Así, según mi parecer, los factores principales que explican el enorme contraste existente están del lado jurídico-político y económico.  En cuanto a lo primero, las élites de los Estados Unidos instauraron un régimen basado en el imperio del derecho (the Rule of Law) y de separación horizontal y vertical de los poderes del Estado, con un efectivo sistema de frenos y contrapesos (checks and balances).  Pero, a diferencia de lo ocurrido en Latinoamérica, no lo hicieron solamente “de palabra” en la Constitución, sino que confirieron a sus jueces las facultades e independencia necesarias para decir la última palabra.  En cambio, en Latinoamérica esa última palabra la han tenido los llamados “poderes de facto” que, dependiendo de las épocas históricas, han sido las oligarquías, el ejército, el partido revolucionario, etcétera. La diferencia radica, entonces, en el poder real de los jueces, en sus facultades efectivas de ser los intérpretes finales de las reglas del juego ante las grandes controversias sociales y políticas, desde la discriminación racial hasta el aborto.  Los jueces en Latinoamérica, en general, carecen, en realidad (aunque en el papel sí lo tengan) del poder de decidir. 

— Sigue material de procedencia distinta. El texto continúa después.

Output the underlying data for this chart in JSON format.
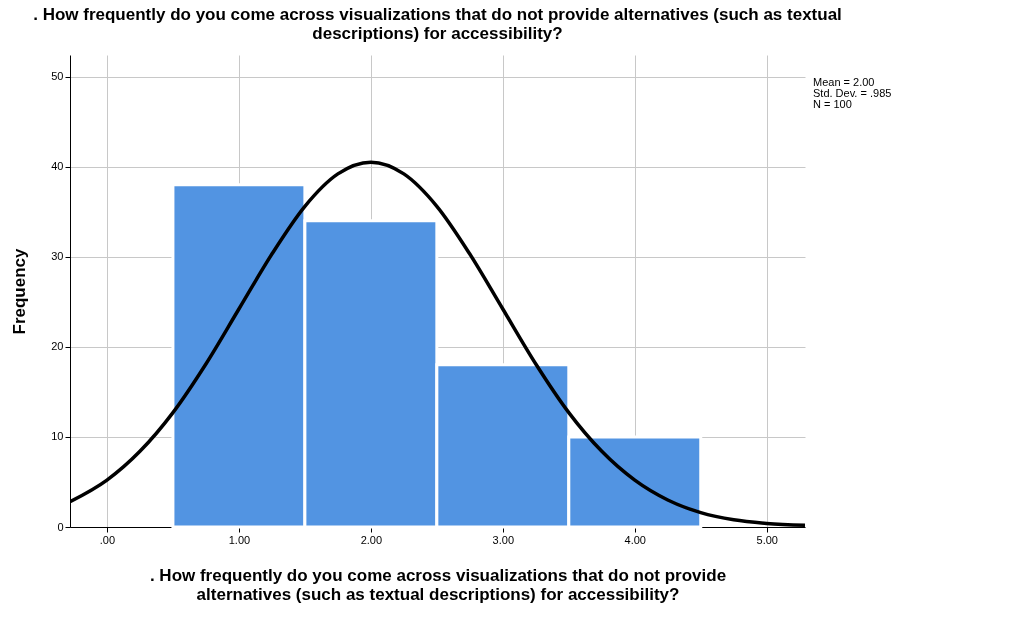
{
  "chart_data": {
    "type": "histogram",
    "title": ". How frequently do you come across visualizations that do not provide alternatives (such as textual descriptions) for accessibility?",
    "xlabel": ". How frequently do you come across visualizations that do not provide alternatives (such as textual descriptions) for accessibility?",
    "ylabel": "Frequency",
    "bins": [
      0.5,
      1.5,
      2.5,
      3.5,
      4.5
    ],
    "values": [
      38,
      34,
      18,
      10
    ],
    "color": "#5294e2",
    "series": [
      {
        "type": "line",
        "color": "#000000",
        "x": [
          -0.28,
          0,
          0.25,
          0.5,
          0.75,
          1,
          1.25,
          1.5,
          1.75,
          2,
          2.25,
          2.5,
          2.75,
          3,
          3.25,
          3.5,
          3.75,
          4,
          4.25,
          4.5,
          4.75,
          5,
          5.29
        ],
        "values": [
          2.8,
          5.2,
          8.4,
          12.7,
          18.1,
          24.2,
          30.3,
          35.6,
          39.2,
          40.5,
          39.2,
          35.6,
          30.3,
          24.2,
          18.1,
          12.7,
          8.4,
          5.2,
          3.0,
          1.6,
          0.8,
          0.4,
          0.2
        ]
      }
    ],
    "xlim": [
      -0.28,
      5.29
    ],
    "xticks": [
      {
        "value": 0,
        "label": ".00"
      },
      {
        "value": 1,
        "label": "1.00"
      },
      {
        "value": 2,
        "label": "2.00"
      },
      {
        "value": 3,
        "label": "3.00"
      },
      {
        "value": 4,
        "label": "4.00"
      },
      {
        "value": 5,
        "label": "5.00"
      }
    ],
    "ylim": [
      0,
      52.4
    ],
    "yticks": [
      0,
      10,
      20,
      30,
      40,
      50
    ],
    "grid": true,
    "annotations": [
      "Mean = 2.00",
      "Std. Dev. = .985",
      "N = 100"
    ]
  }
}
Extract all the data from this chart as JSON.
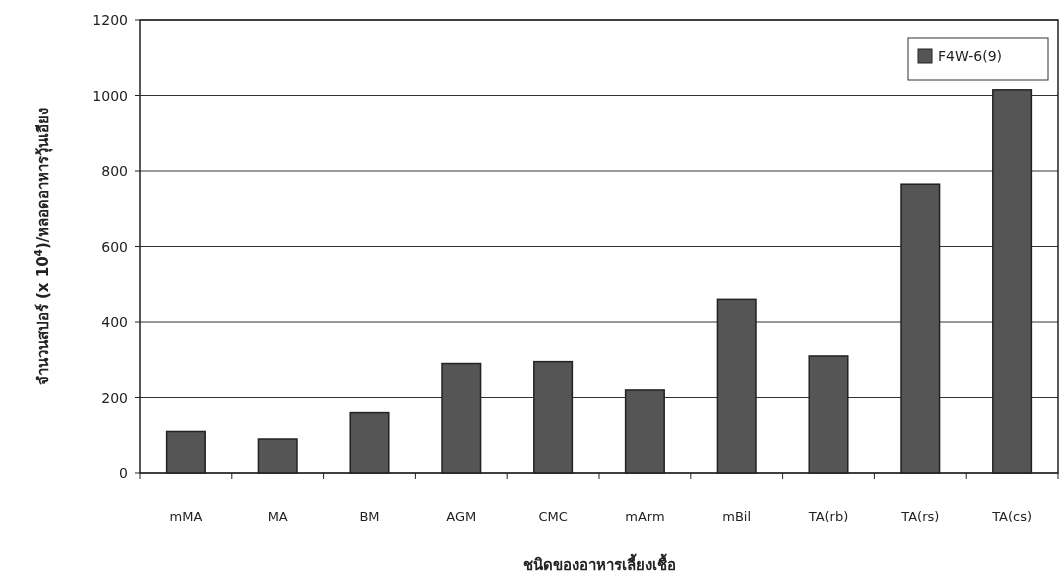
{
  "chart_data": {
    "type": "bar",
    "xlabel": "ชนิดของอาหารเลี้ยงเชื้อ",
    "ylabel": "จำนวนสปอร์ (x 10$^{4}$)/หลอดอาหารวุ้นเอียง",
    "categories": [
      "mMA",
      "MA",
      "BM",
      "AGM",
      "CMC",
      "mArm",
      "mBil",
      "TA(rb)",
      "TA(rs)",
      "TA(cs)"
    ],
    "series": [
      {
        "name": "F4W-6(9)",
        "color": "#555555",
        "values": [
          110,
          90,
          160,
          290,
          295,
          220,
          460,
          310,
          765,
          1015
        ]
      }
    ],
    "ylim": [
      0,
      1200
    ],
    "yticks": [
      0,
      200,
      400,
      600,
      800,
      1000,
      1200
    ],
    "grid": "y",
    "legend": "top right"
  }
}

En cuanto a lo segundo, las élites de los Estados Unidos instauraron un régimen basado en la propiedad privada (incluyendo de los recursos del subsuelo), la libertad de contratar y en la competencia en mercados abiertos.  Aunque se diga que ha habido eras de alto proteccionismo (como en Latinoamérica también) y que el Gobierno Federal ha subvencionado la agricultura e intervenido en lo relativo a recursos económicos considerados “estratégicos” (como en Latinoamérica también), si se echa una mirada a los índices de libertad económica más importantes, está claro que, en general, la libertad económica es la regla y con mucha mayor estabilidad en los Estados Unidos que en Latinoamérica (reconociendo, aquí también, la posibilidad de señalar excepciones). 

Termino con una reflexión: lo más importante es que las élites latinoamericanas se den cuenta de que el tiempo no ha terminado. Dentro de un siglo, las generaciones venideras podrían recoger los frutos de lo que hoy comenzara a sembrarse.